The event was heavier on ego-stroking than insider details, based on conversations with a half-dozen attendees. While Biden worked the photo line just across from Jeffrey Katzenberg—who was busy with some gripping-and-grinning of his own—there was no announcement about whether Katzenberg, or anyone else, will serve as Biden’s national finance chair. Some attendees were similarly disappointed that the campaign didn’t reveal who will win the race for finance director, although D.N.C. fundraiser-in-chief Michael Pratt—the favorite for the latter role—earned rave reviews for the two-day confab, raising expectations that he’ll soon get the nod.

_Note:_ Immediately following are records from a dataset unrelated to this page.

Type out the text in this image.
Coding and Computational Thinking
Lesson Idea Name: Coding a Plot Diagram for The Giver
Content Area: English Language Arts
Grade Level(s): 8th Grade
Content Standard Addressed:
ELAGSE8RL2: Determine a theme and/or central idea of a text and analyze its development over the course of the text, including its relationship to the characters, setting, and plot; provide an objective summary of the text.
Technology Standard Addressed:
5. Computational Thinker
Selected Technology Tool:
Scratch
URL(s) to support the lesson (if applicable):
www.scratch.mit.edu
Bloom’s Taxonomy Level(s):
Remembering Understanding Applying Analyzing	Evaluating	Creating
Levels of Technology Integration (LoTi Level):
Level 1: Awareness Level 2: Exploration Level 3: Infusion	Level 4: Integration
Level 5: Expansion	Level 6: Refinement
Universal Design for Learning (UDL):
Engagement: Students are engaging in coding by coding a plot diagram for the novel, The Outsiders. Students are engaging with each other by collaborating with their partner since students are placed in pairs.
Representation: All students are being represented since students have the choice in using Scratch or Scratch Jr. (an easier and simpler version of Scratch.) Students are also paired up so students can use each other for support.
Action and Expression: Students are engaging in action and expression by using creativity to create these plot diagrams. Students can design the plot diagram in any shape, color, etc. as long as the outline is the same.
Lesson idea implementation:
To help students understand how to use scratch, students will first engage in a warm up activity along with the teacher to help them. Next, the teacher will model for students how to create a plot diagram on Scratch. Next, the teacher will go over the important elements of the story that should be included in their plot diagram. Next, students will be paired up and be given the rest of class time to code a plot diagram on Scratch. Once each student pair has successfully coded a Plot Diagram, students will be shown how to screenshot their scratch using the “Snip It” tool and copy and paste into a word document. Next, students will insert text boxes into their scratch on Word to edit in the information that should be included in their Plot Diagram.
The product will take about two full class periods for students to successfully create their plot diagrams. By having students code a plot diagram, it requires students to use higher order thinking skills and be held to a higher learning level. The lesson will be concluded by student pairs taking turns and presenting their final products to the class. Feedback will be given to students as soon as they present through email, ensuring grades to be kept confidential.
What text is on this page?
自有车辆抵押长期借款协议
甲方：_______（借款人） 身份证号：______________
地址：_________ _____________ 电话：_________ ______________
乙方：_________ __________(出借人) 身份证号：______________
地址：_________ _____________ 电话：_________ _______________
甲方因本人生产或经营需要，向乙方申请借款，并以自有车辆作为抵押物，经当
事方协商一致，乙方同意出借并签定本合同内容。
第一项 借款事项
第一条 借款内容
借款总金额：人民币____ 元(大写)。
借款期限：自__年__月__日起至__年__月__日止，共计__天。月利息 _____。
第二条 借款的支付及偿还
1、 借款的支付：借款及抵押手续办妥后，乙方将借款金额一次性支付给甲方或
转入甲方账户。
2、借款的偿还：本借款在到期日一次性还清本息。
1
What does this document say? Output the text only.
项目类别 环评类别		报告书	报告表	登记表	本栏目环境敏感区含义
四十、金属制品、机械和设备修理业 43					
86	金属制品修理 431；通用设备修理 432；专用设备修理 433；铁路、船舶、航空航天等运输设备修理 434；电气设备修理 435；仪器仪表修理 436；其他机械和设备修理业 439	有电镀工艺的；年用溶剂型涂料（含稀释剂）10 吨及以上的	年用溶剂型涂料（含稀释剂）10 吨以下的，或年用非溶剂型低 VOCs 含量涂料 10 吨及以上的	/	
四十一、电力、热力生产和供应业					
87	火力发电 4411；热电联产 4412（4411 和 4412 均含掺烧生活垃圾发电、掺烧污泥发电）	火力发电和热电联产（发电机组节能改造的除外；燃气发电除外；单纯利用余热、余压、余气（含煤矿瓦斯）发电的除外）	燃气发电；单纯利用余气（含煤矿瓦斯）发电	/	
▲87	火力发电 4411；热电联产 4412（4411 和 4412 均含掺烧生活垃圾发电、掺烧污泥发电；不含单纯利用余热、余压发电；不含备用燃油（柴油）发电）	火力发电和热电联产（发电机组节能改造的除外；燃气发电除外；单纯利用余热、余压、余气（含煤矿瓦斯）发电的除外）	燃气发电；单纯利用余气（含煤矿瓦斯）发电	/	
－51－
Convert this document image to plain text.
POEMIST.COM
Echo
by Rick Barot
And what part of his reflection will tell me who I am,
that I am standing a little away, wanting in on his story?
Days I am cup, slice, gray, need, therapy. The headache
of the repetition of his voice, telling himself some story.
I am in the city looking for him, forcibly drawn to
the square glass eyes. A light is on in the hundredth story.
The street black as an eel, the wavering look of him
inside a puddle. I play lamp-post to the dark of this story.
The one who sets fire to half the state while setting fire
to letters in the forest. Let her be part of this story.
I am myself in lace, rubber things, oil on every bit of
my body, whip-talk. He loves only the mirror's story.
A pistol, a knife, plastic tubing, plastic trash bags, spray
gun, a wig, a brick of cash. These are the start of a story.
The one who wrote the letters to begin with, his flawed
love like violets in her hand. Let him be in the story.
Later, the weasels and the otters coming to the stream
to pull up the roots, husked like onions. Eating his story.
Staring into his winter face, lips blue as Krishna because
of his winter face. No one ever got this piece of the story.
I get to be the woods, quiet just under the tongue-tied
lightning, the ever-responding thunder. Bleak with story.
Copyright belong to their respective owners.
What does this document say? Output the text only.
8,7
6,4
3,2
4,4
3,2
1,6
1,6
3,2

The weekend was a Politics 101 refresher for the Biden bundling network, which is hoping to raise north of $2 billion this cycle, in part by sweet talking their networks of lukewarm friends and business contacts into cutting checks for up to $900,000 for the 80-year-old president. (Biden’s age is a frequent source of groaning even among his bundlers, despite their own median age.) The prior evening, Biden and Kamala Harris hosted a cocktail reception and formal dinner, just in time for some bundlers to hit the White House Correspondents Dinner party circuit. Harris, another occasional source of donor groaning, received good reviews. But the real workday was Saturday, when Biden bundlers sat in on a half-dozen sessions over six hours on topics like digital fundraising and communications strategy, getting previews of ads and watching White House officials get awkward when they were posed campaign-related questions they weren’t legally allowed to answer.